OPINION
That extensive gap between market knowledge and results does not exist in any other field. There are people with no financial training or background who on average statistically do better than trade professionals with investing money into the market.
The real problem is investing money rarely follows the rules of finance
Today algorithms based on artificial intelligence do better at supporting decision-making in medical, engineering and many other technical fields. Furthermore the financial market suffers, in part, from….
- Often subjective and bias reporting
- Mixing of entertainment and news
- Where investor sources information and who they trust
- Manipulation of various types of stock trading that effects pricing
- Lack of understanding how investors make decisions
The Solution
Working with algorithms that return superior clinical/ structural results, don’t rely on an individual to make decisions.
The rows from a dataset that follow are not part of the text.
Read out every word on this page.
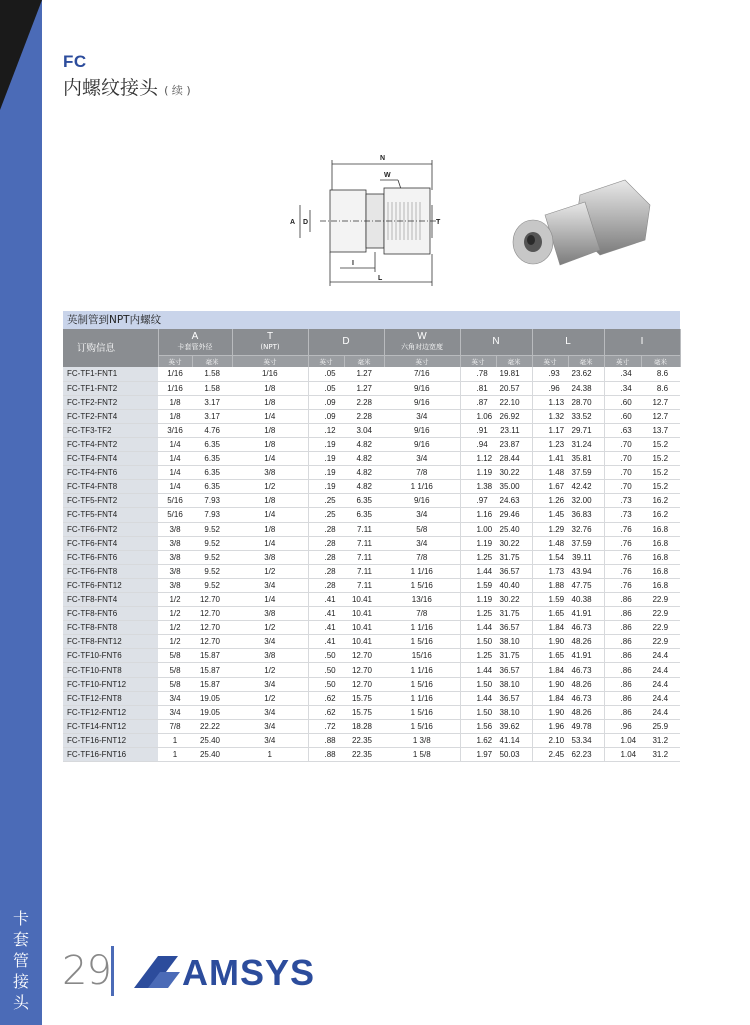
卡
套
管
接
头
FC
内螺纹接头 ( 续 )
N
W
A D	T
I
L
英制管到NPT内螺纹
订购信息	A
卡套管外径		T
(NPT)	D		W
六角对边宽度	N		L		I	
	英寸	毫米	英寸	英寸	毫米	英寸	英寸	毫米	英寸	毫米	英寸	毫米
FC-TF1-FNT1	1/16	1.58	1/16	.05	1.27	7/16	.78	19.81	.93	23.62	.34	8.6
FC-TF1-FNT2	1/16	1.58	1/8	.05	1.27	9/16	.81	20.57	.96	24.38	.34	8.6
FC-TF2-FNT2	1/8	3.17	1/8	.09	2.28	9/16	.87	22.10	1.13	28.70	.60	12.7
FC-TF2-FNT4	1/8	3.17	1/4	.09	2.28	3/4	1.06	26.92	1.32	33.52	.60	12.7
FC-TF3-TF2	3/16	4.76	1/8	.12	3.04	9/16	.91	23.11	1.17	29.71	.63	13.7
FC-TF4-FNT2	1/4	6.35	1/8	.19	4.82	9/16	.94	23.87	1.23	31.24	.70	15.2
FC-TF4-FNT4	1/4	6.35	1/4	.19	4.82	3/4	1.12	28.44	1.41	35.81	.70	15.2
FC-TF4-FNT6	1/4	6.35	3/8	.19	4.82	7/8	1.19	30.22	1.48	37.59	.70	15.2
FC-TF4-FNT8	1/4	6.35	1/2	.19	4.82	1 1/16	1.38	35.00	1.67	42.42	.70	15.2
FC-TF5-FNT2	5/16	7.93	1/8	.25	6.35	9/16	.97	24.63	1.26	32.00	.73	16.2
FC-TF5-FNT4	5/16	7.93	1/4	.25	6.35	3/4	1.16	29.46	1.45	36.83	.73	16.2
FC-TF6-FNT2	3/8	9.52	1/8	.28	7.11	5/8	1.00	25.40	1.29	32.76	.76	16.8
FC-TF6-FNT4	3/8	9.52	1/4	.28	7.11	3/4	1.19	30.22	1.48	37.59	.76	16.8
FC-TF6-FNT6	3/8	9.52	3/8	.28	7.11	7/8	1.25	31.75	1.54	39.11	.76	16.8
FC-TF6-FNT8	3/8	9.52	1/2	.28	7.11	1 1/16	1.44	36.57	1.73	43.94	.76	16.8
FC-TF6-FNT12	3/8	9.52	3/4	.28	7.11	1 5/16	1.59	40.40	1.88	47.75	.76	16.8
FC-TF8-FNT4	1/2	12.70	1/4	.41	10.41	13/16	1.19	30.22	1.59	40.38	.86	22.9
FC-TF8-FNT6	1/2	12.70	3/8	.41	10.41	7/8	1.25	31.75	1.65	41.91	.86	22.9
FC-TF8-FNT8	1/2	12.70	1/2	.41	10.41	1 1/16	1.44	36.57	1.84	46.73	.86	22.9
FC-TF8-FNT12	1/2	12.70	3/4	.41	10.41	1 5/16	1.50	38.10	1.90	48.26	.86	22.9
FC-TF10-FNT6	5/8	15.87	3/8	.50	12.70	15/16	1.25	31.75	1.65	41.91	.86	24.4
FC-TF10-FNT8	5/8	15.87	1/2	.50	12.70	1 1/16	1.44	36.57	1.84	46.73	.86	24.4
FC-TF10-FNT12	5/8	15.87	3/4	.50	12.70	1 5/16	1.50	38.10	1.90	48.26	.86	24.4
FC-TF12-FNT8	3/4	19.05	1/2	.62	15.75	1 1/16	1.44	36.57	1.84	46.73	.86	24.4
FC-TF12-FNT12	3/4	19.05	3/4	.62	15.75	1 5/16	1.50	38.10	1.90	48.26	.86	24.4
FC-TF14-FNT12	7/8	22.22	3/4	.72	18.28	1 5/16	1.56	39.62	1.96	49.78	.96	25.9
FC-TF16-FNT12	1	25.40	3/4	.88	22.35	1 3/8	1.62	41.14	2.10	53.34	1.04	31.2
FC-TF16-FNT16	1	25.40	1	.88	22.35	1 5/8	1.97	50.03	2.45	62.23	1.04	31.2
29 AMSYS
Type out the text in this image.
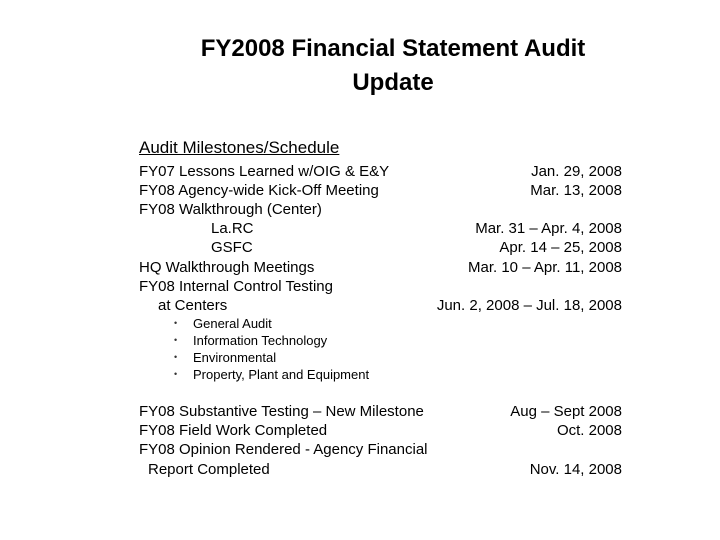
FY2008 Financial Statement Audit
Update
Audit Milestones/Schedule
FY07 Lessons Learned w/OIG & E&Y	Jan. 29, 2008
FY08 Agency-wide Kick-Off Meeting	Mar. 13, 2008
FY08 Walkthrough (Center)
La.RC	Mar. 31 – Apr. 4, 2008
GSFC	Apr. 14 – 25, 2008
HQ Walkthrough Meetings	Mar. 10 – Apr. 11, 2008
FY08 Internal Control Testing
at Centers	Jun. 2, 2008 – Jul. 18, 2008
• General Audit
• Information Technology
• Environmental
• Property, Plant and Equipment
FY08 Substantive Testing – New Milestone	Aug – Sept 2008
FY08 Field Work Completed	Oct. 2008
FY08 Opinion Rendered - Agency Financial
Report Completed	Nov. 14, 2008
Artificial intelligence works better to mimic and capture human behaviors.
In finance the solution starts with studying data sets of how people behave with investing money a) identifying stakeholders b) measuring data sets c) defining those patterns d) testing e) replicating ongoing results, further refining f) repeat
Simplifying how investors make decisions, my personal approach
Most decisions follow a pattern: personality type (ENTP) + motivation (i.e. greed) + risk tolerance (fear level) + time in the market (term) + source of information (your community) = decision.
Conclusion
I believe that the next generation of market leaders will rely more on AI to predict both index and sector movements. Decisions will rely on artificial intelligence that more accurately “than finance folks and pundits” mimic and capture human behavior.